Tuesday, August 23, 2011

Roundup On Virginia's Earthquake and Damage Along East Coast

Phil Plait put together this video showing the propagation of the seismic waves from today's Virginia 5.9 earthquake as it raced across the US. The movement being detected is less than the width of a hair.

What you’re seeing here are vertical displacement measurements from an array of detectors that are part of the USArray/EarthScope facility (you can read more about the array and the animation on the IRIS website). These are very sensitive instruments; note the scale on the lower graph showing the motion is only about 40 microns top-to-bottom! That’s less than the thickness of a human hair.

Red dots represent upward motion, and blue downward. The intensity of the color represents the amplitude (height) of the wave. Animations like this make it very easy to see the waves moving across the country; the arc even gives you a rough idea of where the epicenter was.
While most of the national monuments remained intact after the quake, the Washington Monument apparently suffered some damage that was discovered during a secondary survey of the tallest structure in the District of Columbia.

The National Cathedral also suffered damage and will be closed until further notice.

A window blew out on the Pfizer headquarters in Manhattan, and a chimney partially collapsed on an apartment building in Red Hook, Brooklyn.

Damage was also reported in Tysons Corner, Virginia, where there was a partial wall collapse, damaging a number of cars. Other videos are showing the contents of stores being thrown to the ground and the quake rumbled through.
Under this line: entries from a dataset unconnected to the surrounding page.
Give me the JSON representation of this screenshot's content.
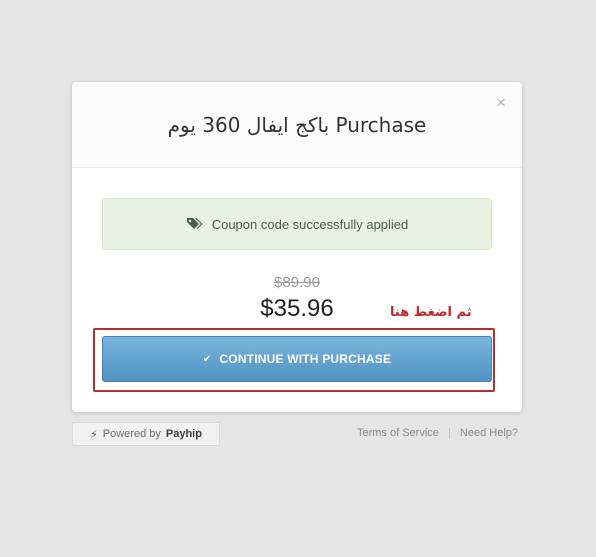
{
  "modal": {
    "title": "باكج ايفال 360 يوم Purchase",
    "close_label": "×",
    "alert": {
      "icon": "tag-icon",
      "text": "Coupon code successfully applied"
    },
    "old_price": "$89.90",
    "new_price": "$35.96",
    "annotation": "ثم اضغط هنا",
    "continue_button": {
      "icon": "check-icon",
      "label": "CONTINUE WITH PURCHASE"
    }
  },
  "footer": {
    "powered_prefix": "Powered by",
    "powered_brand": "Payhip",
    "links": [
      "Terms of Service",
      "Need Help?"
    ]
  },
  "colors": {
    "page_background": "#e5e5e5",
    "button_blue": "#5d9dcc",
    "alert_green": "#e8f1e2",
    "annotation_red": "#c0262b"
  }
}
Although this was a moderate quake, it has a significant reach due to the nature of the geology under the Eastern United States.
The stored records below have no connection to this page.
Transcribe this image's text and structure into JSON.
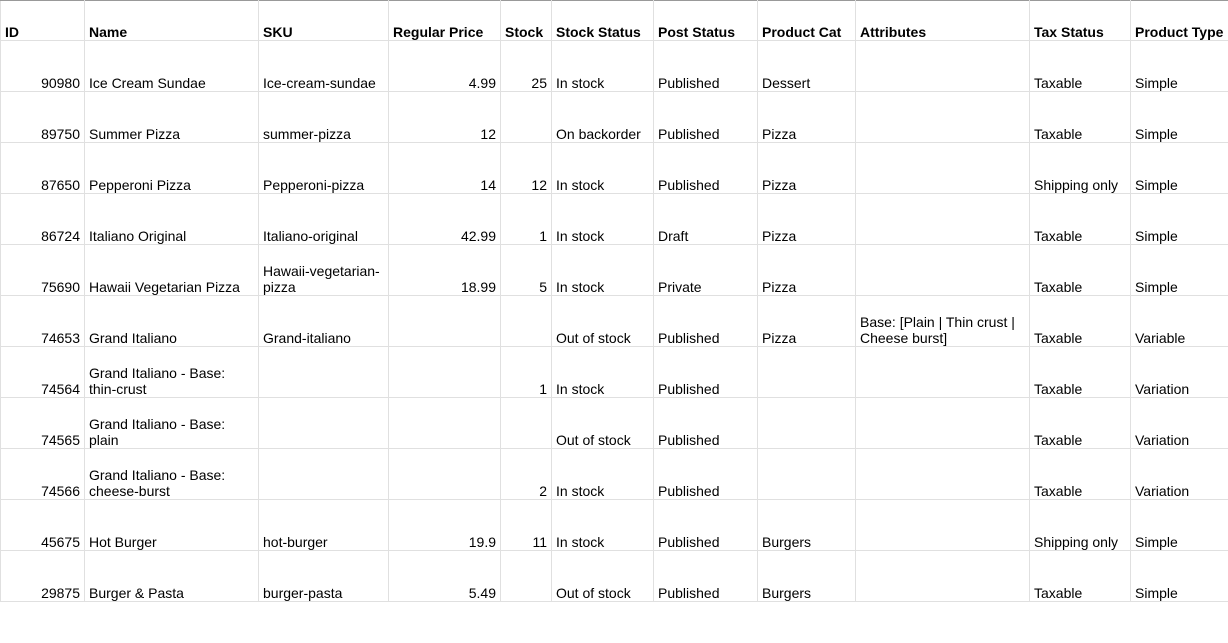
{
  "headers": {
    "id": "ID",
    "name": "Name",
    "sku": "SKU",
    "regular_price": "Regular Price",
    "stock": "Stock",
    "stock_status": "Stock Status",
    "post_status": "Post Status",
    "product_cat": "Product Cat",
    "attributes": "Attributes",
    "tax_status": "Tax Status",
    "product_type": "Product Type"
  },
  "rows": [
    {
      "id": "90980",
      "name": "Ice Cream Sundae",
      "sku": "Ice-cream-sundae",
      "regular_price": "4.99",
      "stock": "25",
      "stock_status": "In stock",
      "post_status": "Published",
      "product_cat": "Dessert",
      "attributes": "",
      "tax_status": "Taxable",
      "product_type": "Simple"
    },
    {
      "id": "89750",
      "name": "Summer Pizza",
      "sku": "summer-pizza",
      "regular_price": "12",
      "stock": "",
      "stock_status": "On backorder",
      "post_status": "Published",
      "product_cat": "Pizza",
      "attributes": "",
      "tax_status": "Taxable",
      "product_type": "Simple"
    },
    {
      "id": "87650",
      "name": "Pepperoni Pizza",
      "sku": "Pepperoni-pizza",
      "regular_price": "14",
      "stock": "12",
      "stock_status": "In stock",
      "post_status": "Published",
      "product_cat": "Pizza",
      "attributes": "",
      "tax_status": "Shipping only",
      "product_type": "Simple"
    },
    {
      "id": "86724",
      "name": "Italiano Original",
      "sku": "Italiano-original",
      "regular_price": "42.99",
      "stock": "1",
      "stock_status": "In stock",
      "post_status": "Draft",
      "product_cat": "Pizza",
      "attributes": "",
      "tax_status": "Taxable",
      "product_type": "Simple"
    },
    {
      "id": "75690",
      "name": "Hawaii Vegetarian Pizza",
      "sku": "Hawaii-vegetarian-pizza",
      "regular_price": "18.99",
      "stock": "5",
      "stock_status": "In stock",
      "post_status": "Private",
      "product_cat": "Pizza",
      "attributes": "",
      "tax_status": "Taxable",
      "product_type": "Simple"
    },
    {
      "id": "74653",
      "name": "Grand Italiano",
      "sku": "Grand-italiano",
      "regular_price": "",
      "stock": "",
      "stock_status": "Out of stock",
      "post_status": "Published",
      "product_cat": "Pizza",
      "attributes": "Base: [Plain | Thin crust | Cheese burst]",
      "tax_status": "Taxable",
      "product_type": "Variable"
    },
    {
      "id": "74564",
      "name": "Grand Italiano - Base: thin-crust",
      "sku": "",
      "regular_price": "",
      "stock": "1",
      "stock_status": "In stock",
      "post_status": "Published",
      "product_cat": "",
      "attributes": "",
      "tax_status": "Taxable",
      "product_type": "Variation"
    },
    {
      "id": "74565",
      "name": "Grand Italiano - Base: plain",
      "sku": "",
      "regular_price": "",
      "stock": "",
      "stock_status": "Out of stock",
      "post_status": "Published",
      "product_cat": "",
      "attributes": "",
      "tax_status": "Taxable",
      "product_type": "Variation"
    },
    {
      "id": "74566",
      "name": "Grand Italiano - Base: cheese-burst",
      "sku": "",
      "regular_price": "",
      "stock": "2",
      "stock_status": "In stock",
      "post_status": "Published",
      "product_cat": "",
      "attributes": "",
      "tax_status": "Taxable",
      "product_type": "Variation"
    },
    {
      "id": "45675",
      "name": "Hot Burger",
      "sku": "hot-burger",
      "regular_price": "19.9",
      "stock": "11",
      "stock_status": "In stock",
      "post_status": "Published",
      "product_cat": "Burgers",
      "attributes": "",
      "tax_status": "Shipping only",
      "product_type": "Simple"
    },
    {
      "id": "29875",
      "name": "Burger & Pasta",
      "sku": "burger-pasta",
      "regular_price": "5.49",
      "stock": "",
      "stock_status": "Out of stock",
      "post_status": "Published",
      "product_cat": "Burgers",
      "attributes": "",
      "tax_status": "Taxable",
      "product_type": "Simple"
    }
  ]
}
In the NYC metro area, some had flashbacks to the reactions of 9/11 - and the need to flee buildings when the rumbling began. But between those who felt the quake and fled, others needed to be told that a quake actually occurred because they didn't feel a thing. I fall in that latter category since I didn't feel it. It was only after others told me that they thought they felt a quake that I went online to the USGS site to learn that a quake occurred - down in Virginia.